Political firm Cambridge Analytica accused of rigging elections worldwide
Photo credit: Getty.

There's been a global outcry after it was revealed the personal information of up to 50 million Facebook users was sold to political analysis company Cambridge Analytica, who are accused of rigging elections across the world.

Cambridge Analytica CEO Alexander Nix has been suspended and will be compelled to appear before the UK intelligence committee over a possible false testimony he gave earlier this year regarding his company's actions.

In the United States, Senators are now calling for Facebook CEO Mark Zuckerberg to appear before Congress:

"Mark Zuckerberg needs to testify; he needs to be subpoenaed if he won’t do it voluntarily," Democratic Senator Richard Blumenthal told Politico.

Cambridge Analytica markets itself as a political analysis company that builds a political profile of online users based on their digital information.

It targets users with political ads based on their preferences and according to their particular psychological makeup.

An undercover investigation by the UK’s Channel 4 secretly filmed executives saying the company had been contracted to influence over 200 elections throughout Europe, Africa, and the Americas, using tactics including blackmail and smear campaigns.

Where the company’s data came from, what it was used for, and the clients it served are now under intense public and legal scrutiny.

One of the firm's principal clients in 2016 was the Trump campaign. It also had meetings with Russian oil giant 'Lukoil', which in turn has very close ties to the Kremlin.

The company is also alleged to work with a Russian-backed psychologist when designing its systems.

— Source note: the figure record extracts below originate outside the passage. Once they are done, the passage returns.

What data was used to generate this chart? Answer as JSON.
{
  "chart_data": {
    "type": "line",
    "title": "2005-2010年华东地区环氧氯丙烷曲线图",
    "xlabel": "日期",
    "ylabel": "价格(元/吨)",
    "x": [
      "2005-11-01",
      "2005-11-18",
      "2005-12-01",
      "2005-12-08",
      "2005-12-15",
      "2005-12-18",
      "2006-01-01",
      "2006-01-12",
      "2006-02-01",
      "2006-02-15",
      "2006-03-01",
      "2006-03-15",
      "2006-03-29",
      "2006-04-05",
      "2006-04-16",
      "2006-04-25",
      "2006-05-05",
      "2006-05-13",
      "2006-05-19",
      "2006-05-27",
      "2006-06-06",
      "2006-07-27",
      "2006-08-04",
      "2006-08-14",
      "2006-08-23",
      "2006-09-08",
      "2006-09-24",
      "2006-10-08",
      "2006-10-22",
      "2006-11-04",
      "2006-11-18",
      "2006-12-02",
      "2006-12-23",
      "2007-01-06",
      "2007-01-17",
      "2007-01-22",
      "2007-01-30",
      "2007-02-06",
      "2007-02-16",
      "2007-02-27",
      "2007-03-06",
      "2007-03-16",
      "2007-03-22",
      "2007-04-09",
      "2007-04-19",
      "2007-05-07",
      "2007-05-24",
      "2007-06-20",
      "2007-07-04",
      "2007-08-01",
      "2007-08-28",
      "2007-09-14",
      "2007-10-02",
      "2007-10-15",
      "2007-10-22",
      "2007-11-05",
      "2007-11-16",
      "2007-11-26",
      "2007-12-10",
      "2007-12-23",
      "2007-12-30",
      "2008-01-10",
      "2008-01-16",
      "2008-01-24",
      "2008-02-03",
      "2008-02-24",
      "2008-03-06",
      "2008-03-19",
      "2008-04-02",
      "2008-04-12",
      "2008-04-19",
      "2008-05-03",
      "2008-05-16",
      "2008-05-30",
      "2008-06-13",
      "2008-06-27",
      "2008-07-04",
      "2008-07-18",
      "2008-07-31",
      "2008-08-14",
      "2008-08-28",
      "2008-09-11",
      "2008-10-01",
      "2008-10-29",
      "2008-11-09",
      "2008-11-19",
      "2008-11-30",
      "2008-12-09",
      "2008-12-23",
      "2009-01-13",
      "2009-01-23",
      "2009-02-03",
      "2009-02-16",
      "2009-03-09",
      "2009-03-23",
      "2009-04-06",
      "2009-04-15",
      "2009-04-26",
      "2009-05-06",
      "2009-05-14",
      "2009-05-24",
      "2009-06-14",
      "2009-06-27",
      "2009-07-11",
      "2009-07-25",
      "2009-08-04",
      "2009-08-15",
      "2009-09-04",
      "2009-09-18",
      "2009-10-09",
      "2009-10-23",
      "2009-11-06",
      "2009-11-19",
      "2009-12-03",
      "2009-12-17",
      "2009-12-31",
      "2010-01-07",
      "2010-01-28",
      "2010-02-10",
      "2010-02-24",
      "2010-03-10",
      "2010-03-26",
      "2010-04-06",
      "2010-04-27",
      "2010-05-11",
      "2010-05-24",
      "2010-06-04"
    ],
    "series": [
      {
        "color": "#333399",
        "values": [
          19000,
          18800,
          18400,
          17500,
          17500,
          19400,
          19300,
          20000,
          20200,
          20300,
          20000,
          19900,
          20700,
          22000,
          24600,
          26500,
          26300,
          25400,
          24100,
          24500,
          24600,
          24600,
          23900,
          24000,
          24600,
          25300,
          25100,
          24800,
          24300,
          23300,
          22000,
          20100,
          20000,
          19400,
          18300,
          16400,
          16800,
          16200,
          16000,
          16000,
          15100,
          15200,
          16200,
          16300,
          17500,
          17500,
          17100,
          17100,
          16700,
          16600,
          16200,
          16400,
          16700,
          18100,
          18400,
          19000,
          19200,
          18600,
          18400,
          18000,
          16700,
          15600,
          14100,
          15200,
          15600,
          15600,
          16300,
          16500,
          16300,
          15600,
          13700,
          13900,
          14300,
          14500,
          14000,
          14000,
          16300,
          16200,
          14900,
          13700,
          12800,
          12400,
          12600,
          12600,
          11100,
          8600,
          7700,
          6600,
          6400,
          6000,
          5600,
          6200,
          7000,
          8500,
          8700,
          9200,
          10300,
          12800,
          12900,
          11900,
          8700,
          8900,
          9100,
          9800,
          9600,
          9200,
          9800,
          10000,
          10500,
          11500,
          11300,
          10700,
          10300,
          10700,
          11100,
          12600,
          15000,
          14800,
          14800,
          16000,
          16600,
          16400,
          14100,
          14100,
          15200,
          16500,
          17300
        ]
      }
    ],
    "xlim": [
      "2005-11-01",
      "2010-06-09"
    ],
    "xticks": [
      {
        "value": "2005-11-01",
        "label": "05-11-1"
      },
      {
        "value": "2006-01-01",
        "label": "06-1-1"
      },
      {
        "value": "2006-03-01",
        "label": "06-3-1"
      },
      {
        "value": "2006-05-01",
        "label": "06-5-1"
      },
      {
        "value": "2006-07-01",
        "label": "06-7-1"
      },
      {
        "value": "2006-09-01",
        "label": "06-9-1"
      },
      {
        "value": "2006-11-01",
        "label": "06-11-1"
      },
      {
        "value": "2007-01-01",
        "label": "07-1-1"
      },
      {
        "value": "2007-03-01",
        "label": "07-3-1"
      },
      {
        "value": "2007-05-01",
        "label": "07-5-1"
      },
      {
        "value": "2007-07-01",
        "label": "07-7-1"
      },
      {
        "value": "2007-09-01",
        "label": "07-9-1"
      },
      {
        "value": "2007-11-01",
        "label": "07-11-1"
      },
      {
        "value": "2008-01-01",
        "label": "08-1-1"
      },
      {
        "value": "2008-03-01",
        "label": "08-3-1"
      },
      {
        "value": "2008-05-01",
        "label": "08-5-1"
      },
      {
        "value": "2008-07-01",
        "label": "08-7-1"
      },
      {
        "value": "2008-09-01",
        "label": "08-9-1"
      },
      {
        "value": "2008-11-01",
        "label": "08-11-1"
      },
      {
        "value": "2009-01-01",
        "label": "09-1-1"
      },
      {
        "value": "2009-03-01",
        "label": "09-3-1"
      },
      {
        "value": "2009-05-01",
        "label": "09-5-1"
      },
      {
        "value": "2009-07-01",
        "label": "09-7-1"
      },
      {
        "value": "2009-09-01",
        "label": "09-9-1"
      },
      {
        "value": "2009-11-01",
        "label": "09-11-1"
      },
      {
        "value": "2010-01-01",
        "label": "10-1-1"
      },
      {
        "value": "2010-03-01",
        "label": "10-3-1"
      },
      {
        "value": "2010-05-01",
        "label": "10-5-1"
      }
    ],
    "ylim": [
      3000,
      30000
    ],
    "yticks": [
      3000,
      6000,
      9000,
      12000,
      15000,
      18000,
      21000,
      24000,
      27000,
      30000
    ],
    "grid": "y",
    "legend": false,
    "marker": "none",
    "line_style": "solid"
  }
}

The Facebook data in question was sold to the firm by a Cambridge University professor, Aleksandr Kogan in 2014. Professor Kogan is also an associate professor at St Petersburg University in Russia.

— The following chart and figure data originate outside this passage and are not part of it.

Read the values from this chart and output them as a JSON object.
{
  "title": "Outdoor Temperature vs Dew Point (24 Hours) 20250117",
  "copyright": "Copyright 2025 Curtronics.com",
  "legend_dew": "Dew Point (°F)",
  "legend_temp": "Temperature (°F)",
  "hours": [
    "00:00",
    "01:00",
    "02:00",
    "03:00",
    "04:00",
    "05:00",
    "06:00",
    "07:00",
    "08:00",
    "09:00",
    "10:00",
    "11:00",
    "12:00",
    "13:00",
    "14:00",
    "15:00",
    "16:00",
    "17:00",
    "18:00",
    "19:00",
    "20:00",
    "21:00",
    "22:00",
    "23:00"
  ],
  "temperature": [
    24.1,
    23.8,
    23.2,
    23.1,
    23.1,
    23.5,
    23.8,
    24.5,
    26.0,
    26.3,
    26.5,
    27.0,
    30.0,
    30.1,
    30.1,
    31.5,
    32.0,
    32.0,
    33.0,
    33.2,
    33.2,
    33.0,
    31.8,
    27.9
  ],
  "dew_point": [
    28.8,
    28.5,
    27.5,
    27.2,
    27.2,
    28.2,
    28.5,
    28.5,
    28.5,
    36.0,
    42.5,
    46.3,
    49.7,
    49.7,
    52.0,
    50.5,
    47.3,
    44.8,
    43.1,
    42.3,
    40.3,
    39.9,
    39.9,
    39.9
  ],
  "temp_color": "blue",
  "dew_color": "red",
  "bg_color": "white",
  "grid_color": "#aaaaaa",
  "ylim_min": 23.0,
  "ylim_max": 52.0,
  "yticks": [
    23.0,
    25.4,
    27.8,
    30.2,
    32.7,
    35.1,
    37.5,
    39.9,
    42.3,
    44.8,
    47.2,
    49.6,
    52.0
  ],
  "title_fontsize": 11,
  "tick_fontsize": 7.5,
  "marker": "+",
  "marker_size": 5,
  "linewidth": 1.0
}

He created an app that harvested the Facebook information of its users and all of their Facebook friends, called "thisismydigitallife".

The design of the app meant one user could provide the Facebook data of over a thousand people.

This technically isn't illegal, as users who downloaded the app gave permission for it to access their Facebook data. Facebook's rules allowed Professor Kogan to store that information, as long as it was for 'strictly academic purposes'.

But instead, he sold it to Cambridge Analytica.

The company is an offshoot of Strategic Communications Laboratories (SCL), a massive military contractor based in London. A military parent company makes sense according to an ex-employee and whistleblower, Christopher Wylie, who describes Cambridge Analytica as dealing in "weaponised data".  

In an interview on the Today Show this week, Mr Wylie talked about how the company's goal was to "explore mental vulnerabilities of people, and then map out ways to inject information into different streams or channels of content online so that people started to see things all over the place that may or may not have been true”.

Mr Wylie stressed that the company was "founded" on the misappropriated data taken from Facebook users, and that it actively spread misinformation for political ends.

"This is a company that took fake news to the next level by powering it with algorithms."

Except for suspending its CEO, Cambridge Analytica has so far denied all allegations of wrongdoing.